A tech company stops a patent troll from blocking its products

The Client — A US-headquartered technology company whose flagship product line accounts for substantially all of its North American hardware revenue, with manufacturing partners and import routes that depend on continuous access to the US market.
The Situation — A non-practicing entity filed a Section 337 complaint at the US International Trade Commission seeking an exclusion order against the client's flagship product line — a remedy that would have blocked imports of the entire commercial book.
The Challenge — ITC schedules move on a fixed calendar and rarely yield to ordinary motion practice. By the time most defendants engage on domestic industry, the dispute has narrowed to infringement and validity, where the complainant has the structural advantage.
What We Did — The team challenged the complainant's domestic-industry showing on a parallel track to substantive non-infringement and invalidity defenses. By pressing licensing-based DI at the Markman stage, the defense forced an early evidentiary record that the complainant could not sustain. Inter partes review at the Patent Trial and Appeal Board was filed in parallel for redundancy.

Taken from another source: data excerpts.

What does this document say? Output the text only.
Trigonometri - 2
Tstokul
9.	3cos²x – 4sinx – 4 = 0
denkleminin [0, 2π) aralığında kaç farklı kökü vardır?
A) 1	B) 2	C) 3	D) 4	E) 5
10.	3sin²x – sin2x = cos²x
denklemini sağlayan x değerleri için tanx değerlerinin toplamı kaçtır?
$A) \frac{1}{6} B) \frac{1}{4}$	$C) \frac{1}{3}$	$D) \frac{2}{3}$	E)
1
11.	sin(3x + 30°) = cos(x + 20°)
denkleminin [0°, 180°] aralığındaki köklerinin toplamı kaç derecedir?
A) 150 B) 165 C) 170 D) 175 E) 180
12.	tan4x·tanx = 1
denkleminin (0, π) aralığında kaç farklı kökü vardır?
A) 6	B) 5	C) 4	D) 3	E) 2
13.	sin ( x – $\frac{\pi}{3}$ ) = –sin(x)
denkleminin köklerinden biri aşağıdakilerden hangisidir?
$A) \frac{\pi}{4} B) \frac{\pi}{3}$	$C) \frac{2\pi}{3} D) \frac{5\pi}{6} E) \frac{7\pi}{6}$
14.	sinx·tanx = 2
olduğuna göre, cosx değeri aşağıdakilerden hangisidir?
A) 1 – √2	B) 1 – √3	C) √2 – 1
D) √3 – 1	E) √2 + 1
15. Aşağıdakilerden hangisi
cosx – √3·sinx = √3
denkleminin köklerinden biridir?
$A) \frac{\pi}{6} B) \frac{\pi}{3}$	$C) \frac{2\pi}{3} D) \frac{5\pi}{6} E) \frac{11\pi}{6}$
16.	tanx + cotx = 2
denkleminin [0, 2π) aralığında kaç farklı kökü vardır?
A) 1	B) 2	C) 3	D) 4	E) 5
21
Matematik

The Results — The Administrative Law Judge issued a final initial determination of no violation, finding the domestic-industry requirement unmet. The Commission declined to review. The parties reached a cross-license on commercial terms that recognized the client's existing portfolio.
“Most ITC defendants spend nine months waiting to be cornered on infringement. We were litigating domestic industry by month two — and that changed the entire commercial conversation.”